Apparently there are issues with inexperienced developers, there are issues with the cross-site scripting, there are issues with Web services. Even Jesse James Garrett who founded the term AJAX said there are a lot of issues and we're going to have to almost patch them one by one. So how can people rely on AJAX if it's got all these security issues? I talked to one AJAXWorld attendee yesterday, and she said she wasn't using AJAX yet, but the one thing she knew was that it apparently had a lot of security concerns.

So there are security concerns. Actually, if you look at the security concerns you have when doing Web services, there actually was work done for Web services in the area of WS-Security. A lot of folks who are looking at this are looking at it for the first time. Well, the folks that actually have looked at service-oriented architecture said, "Well, if I'm actually going to start calling something, I want to, No. 1, ensure that I can call the resource, and then if I can call the resource that I'm actually entitled to, go deeper and actually access the data." The second piece of this is this cross-site scripting; this has been a known problem in the Web, and it's a server-side problem that people have been dealing with.

Now, the other issues that you start looking at in the area of mashups, again, this is -- you're absolutely correct. You have people that are writing JavaScript that don't really know how to write it, and if you create a mashup, you could end up with a serious problem. Now, if you look at the mashups that have been created up to this point, they've been done by very highly skilled and very knowledgeable Web programmers who know what they're doing. Now, one of the reasons why we founded OpenAjax was this exact problem was when Scott [Dietzen, CTO of Zimbra, who helped co-found OpenAjax,] and I looked at this problem in late 2005, we pretty much decided that the number of problems that would be confronting people, you'd probably find one in 40 developers actually having all of the right capabilities to actually write good AJAX and secure AJAX.
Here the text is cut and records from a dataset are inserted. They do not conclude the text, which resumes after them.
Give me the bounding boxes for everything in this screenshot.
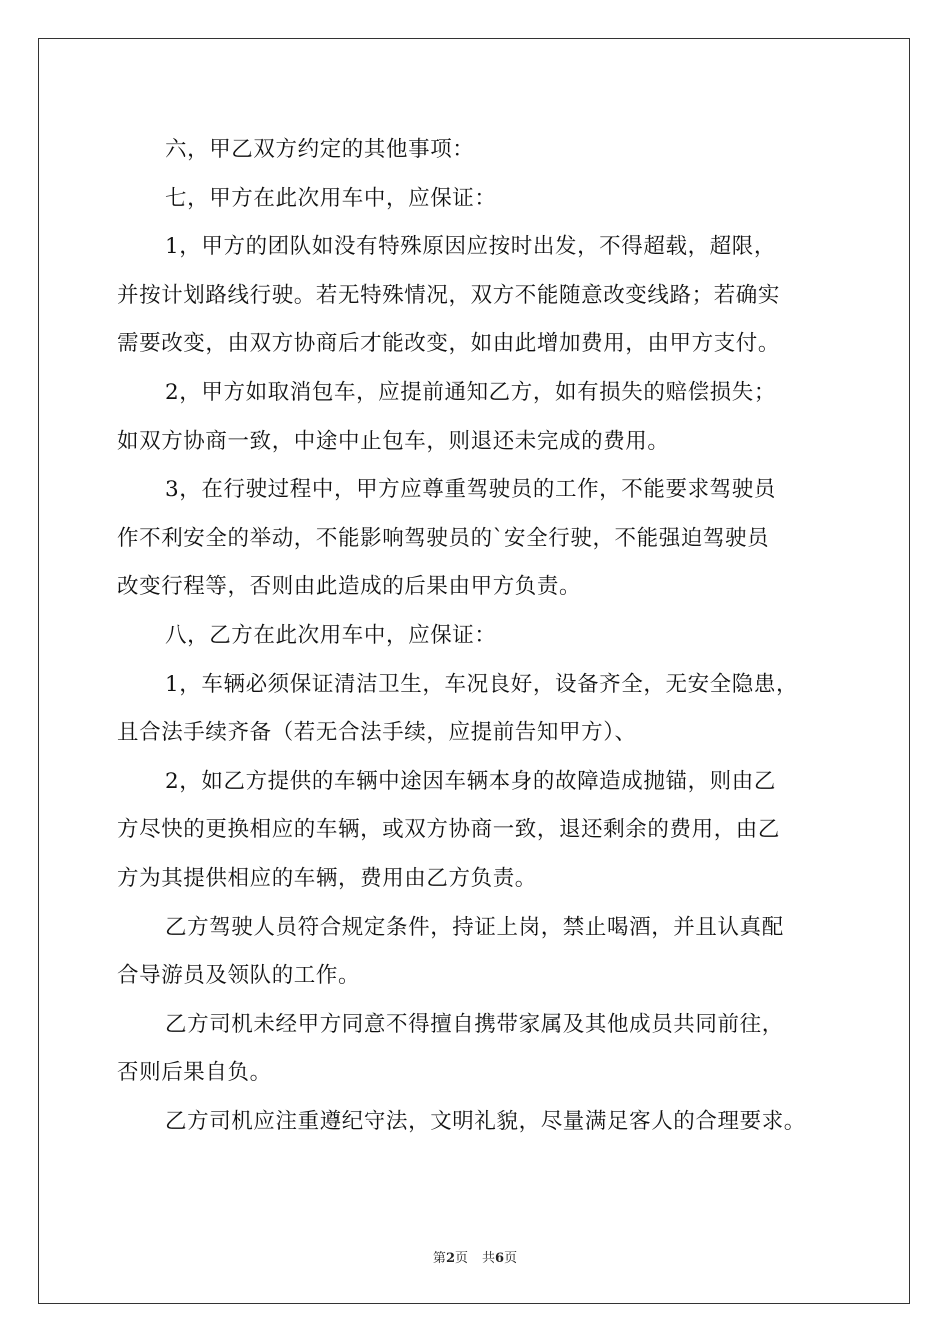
text-line: 并按计划路线行驶。若无特殊情况，双方不能随意改变线路；若确实: [117, 282, 781, 308]
document-body: [117, 126, 857, 1146]
total-pages: 6: [495, 1251, 505, 1266]
text-line: 乙方司机未经甲方同意不得擅自携带家属及其他成员共同前往，: [165, 1011, 784, 1037]
page-footer: [0, 1247, 950, 1266]
text-line: 且合法手续齐备（若无合法手续，应提前告知甲方）、: [117, 720, 637, 746]
page-prefix: 第: [432, 1251, 446, 1266]
text-line: 1，车辆必须保证清洁卫生，车况良好，设备齐全，无安全隐患，: [165, 671, 799, 697]
total-suffix: 页: [504, 1251, 518, 1266]
text-line: 如双方协商一致，中途中止包车，则退还未完成的费用。: [117, 428, 670, 454]
text-line: 乙方驾驶人员符合规定条件，持证上岗，禁止喝酒，并且认真配: [165, 914, 784, 940]
text-line: 作不利安全的举动，不能影响驾驶员的`安全行驶，不能强迫驾驶员: [117, 525, 770, 551]
text-line: 合导游员及领队的工作。: [117, 963, 361, 989]
page-number: 2: [445, 1251, 455, 1266]
page-suffix: 页: [454, 1251, 468, 1266]
text-line: 七，甲方在此次用车中，应保证：: [165, 185, 497, 211]
text-line: 否则后果自负。: [117, 1060, 272, 1086]
text-line: 六，甲乙双方约定的其他事项：: [165, 137, 475, 162]
text-line: 改变行程等，否则由此造成的后果由甲方负责。: [117, 574, 582, 600]
total-prefix: 共: [482, 1251, 496, 1266]
text-line: 2，如乙方提供的车辆中途因车辆本身的故障造成抛锚，则由乙: [165, 768, 776, 794]
text-line: 方为其提供相应的车辆，费用由乙方负责。: [117, 865, 537, 891]
text-line: 方尽快的更换相应的车辆，或双方协商一致，退还剩余的费用，由乙: [117, 817, 781, 843]
text-line: 3，在行驶过程中，甲方应尊重驾驶员的工作，不能要求驾驶员: [165, 477, 776, 503]
text-line: 乙方司机应注重遵纪守法，文明礼貌，尽量满足客人的合理要求。: [165, 1108, 806, 1134]
text-line: 1，甲方的团队如没有特殊原因应按时出发，不得超载，超限，: [165, 234, 776, 260]
text-line: 2，甲方如取消包车，应提前通知乙方，如有损失的赔偿损失；: [165, 379, 776, 405]
text-line: 需要改变，由双方协商后才能改变，如由此增加费用，由甲方支付。: [117, 331, 781, 357]
text-line: 八，乙方在此次用车中，应保证：: [165, 622, 497, 648]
So what are you going to do?

The first thing we started doing is we're attacking the problem not one at a time, we're doing it in multiple fronts. The first thing was, How do we basically build AJAX, and how do we debug AJAX? And how do we see what's going from the client side of this to the server? And that's what IBM was working on, and Bob [Goodman, a senior programmer at IBM,] was doing with the AJAX Tooling Framework.
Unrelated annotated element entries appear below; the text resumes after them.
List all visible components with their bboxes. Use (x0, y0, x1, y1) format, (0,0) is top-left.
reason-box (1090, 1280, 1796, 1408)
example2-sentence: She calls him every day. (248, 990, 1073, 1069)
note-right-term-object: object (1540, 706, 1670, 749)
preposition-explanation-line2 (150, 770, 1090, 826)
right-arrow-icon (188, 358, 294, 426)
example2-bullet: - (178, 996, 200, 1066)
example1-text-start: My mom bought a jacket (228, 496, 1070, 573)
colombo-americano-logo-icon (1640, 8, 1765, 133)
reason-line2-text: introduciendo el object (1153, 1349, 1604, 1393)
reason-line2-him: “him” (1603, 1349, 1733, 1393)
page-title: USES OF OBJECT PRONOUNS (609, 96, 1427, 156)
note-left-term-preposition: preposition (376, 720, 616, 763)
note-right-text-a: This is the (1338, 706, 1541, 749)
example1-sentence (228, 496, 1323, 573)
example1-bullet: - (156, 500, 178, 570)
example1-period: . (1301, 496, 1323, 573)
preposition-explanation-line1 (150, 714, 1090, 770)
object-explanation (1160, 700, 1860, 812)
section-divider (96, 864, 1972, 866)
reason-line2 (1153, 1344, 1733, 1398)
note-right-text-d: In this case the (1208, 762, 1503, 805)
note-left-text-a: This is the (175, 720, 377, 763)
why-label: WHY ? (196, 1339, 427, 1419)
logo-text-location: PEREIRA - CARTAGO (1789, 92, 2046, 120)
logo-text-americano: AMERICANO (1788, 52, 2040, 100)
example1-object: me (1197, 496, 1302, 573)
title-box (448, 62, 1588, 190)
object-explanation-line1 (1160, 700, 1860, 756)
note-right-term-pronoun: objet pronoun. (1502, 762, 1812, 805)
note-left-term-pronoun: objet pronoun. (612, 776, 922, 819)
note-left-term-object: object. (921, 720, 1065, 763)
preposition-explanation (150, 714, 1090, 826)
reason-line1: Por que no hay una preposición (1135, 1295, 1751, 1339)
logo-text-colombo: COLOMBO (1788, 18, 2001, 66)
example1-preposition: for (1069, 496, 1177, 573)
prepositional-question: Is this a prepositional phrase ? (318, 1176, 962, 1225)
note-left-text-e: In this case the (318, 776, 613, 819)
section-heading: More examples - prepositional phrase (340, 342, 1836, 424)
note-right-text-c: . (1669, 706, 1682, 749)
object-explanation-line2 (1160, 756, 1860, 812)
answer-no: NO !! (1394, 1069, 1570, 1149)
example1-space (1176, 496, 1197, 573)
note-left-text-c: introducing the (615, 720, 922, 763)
The second side of this is that we needed to get the knowledge out about what are the issues. You don't want to scare people away, but at the same token, you need to basically educate them. And this, again, was part of this whole side of what OpenAJAX was about. The third side of this is, How do you then look at it from an industry standpoint of coming out with the best practices? So this is a document that people [would] write to give to AJAX programmers. And then the fourth thing is to look for the technology side of it. How can we basically start securing the technology? And that work is under way right now. And [while] there are no great answers at this exact second, there's a very good understanding of the problem, and people are discussing what's the right way to do it.